Вот и сейчас я стараюсь невзначай поглядывать в сторону девушки и словно специально мучить себя очередным, приятно ноющим, горьковато-сладким чувством в груди, которое приносит почти физическую боль, но вместе с тем и невероятный покой. Не похожие ни на что эмоции, которые просто нельзя спутать.
От мыслей меня отвлекает очередная порция запущенных салютов в центре Дистрикта и шум открывающегося шампанского. Я бросаю быстрый взгляд на часы и с удивлением понимаю, что до полуночи остаётся всего ничего.

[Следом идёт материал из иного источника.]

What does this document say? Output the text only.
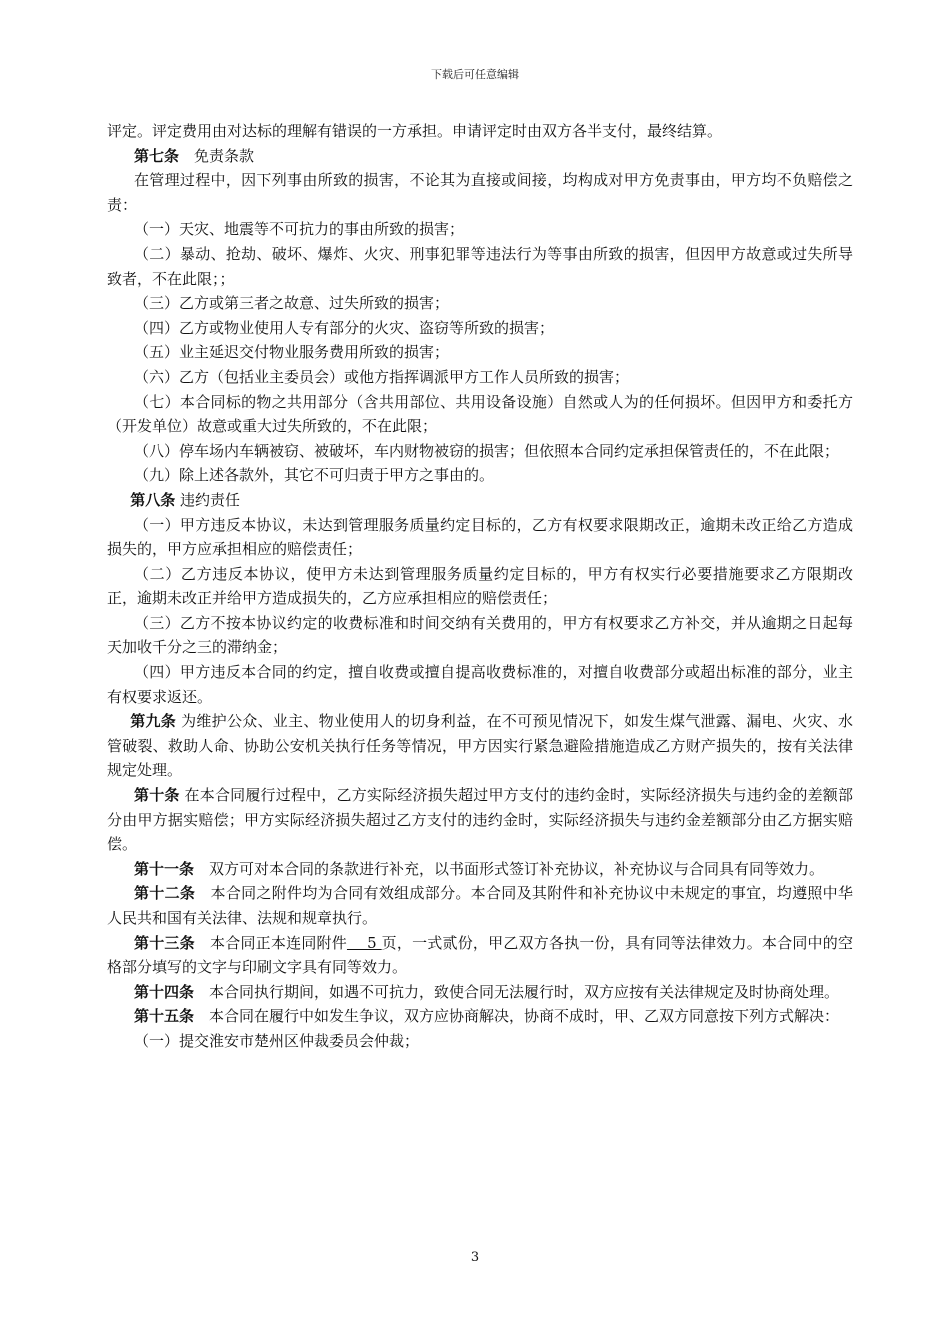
下载后可任意编辑

评定。评定费用由对达标的理解有错误的一方承担。申请评定时由双方各半支付，最终结算。

第七条　免责条款

在管理过程中，因下列事由所致的损害，不论其为直接或间接，均构成对甲方免责事由，甲方均不负赔偿之责：

（一）天灾、地震等不可抗力的事由所致的损害；

（二）暴动、抢劫、破坏、爆炸、火灾、刑事犯罪等违法行为等事由所致的损害，但因甲方故意或过失所导致者，不在此限；；

（三）乙方或第三者之故意、过失所致的损害；

（四）乙方或物业使用人专有部分的火灾、盗窃等所致的损害；

（五）业主延迟交付物业服务费用所致的损害；

（六）乙方（包括业主委员会）或他方指挥调派甲方工作人员所致的损害；

（七）本合同标的物之共用部分（含共用部位、共用设备设施）自然或人为的任何损坏。但因甲方和委托方（开发单位）故意或重大过失所致的，不在此限；

（八）停车场内车辆被窃、被破坏，车内财物被窃的损害；但依照本合同约定承担保管责任的，不在此限；

（九）除上述各款外，其它不可归责于甲方之事由的。

第八条 违约责任

（一）甲方违反本协议，未达到管理服务质量约定目标的，乙方有权要求限期改正，逾期未改正给乙方造成损失的，甲方应承担相应的赔偿责任；

（二）乙方违反本协议，使甲方未达到管理服务质量约定目标的，甲方有权实行必要措施要求乙方限期改正，逾期未改正并给甲方造成损失的，乙方应承担相应的赔偿责任；

（三）乙方不按本协议约定的收费标准和时间交纳有关费用的，甲方有权要求乙方补交，并从逾期之日起每天加收千分之三的滞纳金；

（四）甲方违反本合同的约定，擅自收费或擅自提高收费标准的，对擅自收费部分或超出标准的部分，业主有权要求返还。

第九条 为维护公众、业主、物业使用人的切身利益，在不可预见情况下，如发生煤气泄露、漏电、火灾、水管破裂、救助人命、协助公安机关执行任务等情况，甲方因实行紧急避险措施造成乙方财产损失的，按有关法律规定处理。

第十条 在本合同履行过程中，乙方实际经济损失超过甲方支付的违约金时，实际经济损失与违约金的差额部分由甲方据实赔偿；甲方实际经济损失超过乙方支付的违约金时，实际经济损失与违约金差额部分由乙方据实赔偿。

第十一条　双方可对本合同的条款进行补充，以书面形式签订补充协议，补充协议与合同具有同等效力。

第十二条　本合同之附件均为合同有效组成部分。本合同及其附件和补充协议中未规定的事宜，均遵照中华人民共和国有关法律、法规和规章执行。

第十三条　本合同正本连同附件　 5 页，一式贰份，甲乙双方各执一份，具有同等法律效力。本合同中的空格部分填写的文字与印刷文字具有同等效力。

第十四条　本合同执行期间，如遇不可抗力，致使合同无法履行时，双方应按有关法律规定及时协商处理。

第十五条　本合同在履行中如发生争议，双方应协商解决，协商不成时，甲、乙双方同意按下列方式解决：

（一）提交淮安市楚州区仲裁委员会仲裁；

3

Развлекательная программа по телевизору плавно переходит в официальное поздравление Пейлор – новой управляющей всего Панема. Хеймитч торопливо разливает всем шампанского, хотя сам, наверняка, не отказался бы от напитка покрепче. Кэсси тоже подбегает к столу и цепляется за бабушку. Салли улыбается девочке и помогает ей забраться на стул, чтобы «быть на ровне со всеми».
Когда речь президента заканчивается, сменяясь коротким отсчётом до Нового года, Хеймитч издаёт очередной праздничный клич и поднимает полный бокал. Я улыбаюсь, узнавая своего старого ментора, и тоже тянусь за шампанским, когда осознаю, что всё ещё держу Китнисс за руку.
Девушка оборачивается и с обескураженным видом замечает то же самое. Но я не отпускаю её ладонь, а только крепче сжимаю в своей.
Хеймитч уже вовсю говорит свои поздравления, а мы так и не двигаемся с места. Я понимаю, что должен сделать, но не знаю смогу ли. Приступов не было давно, но запрет на них никто не ставил.
Когда Китнисс свободной рукой привычно тянется к волосам, я перехватываю её движение и сам откидываю длинные тёмные локоны ей за спину. Отсчёт сменяется гимном Панема, но знакомая мелодия, как и мысли, напрочь путается и забывается в голове, когда я чувствую привычные мягкие губы Китнисс на своих губах.
Сердце почти болезненно пропускает удар, а потом с нарастающей силой начинает отбивать нечеловеческий ритм и шум его напрочь заглушает грохотание праздничных салютов.
Я ничего не ощущаю кроме головокружения и мягкого притяжения, которое ощущал почти всегда, невзначай прикасаясь к Китнисс. Сейчас это кажется иначе.
Чувствую её руки, крепко обвивающие меня за шею, словно не желая отпускать.
Всего лишь мягкое прикосновение губ по-настоящему вынуждает меня забыться, а мысль о том, что я могу целовать Китнисс, не боясь приступов, вселяет невероятную надежду и заполняет пустующую дыру в груди теплом и доверием.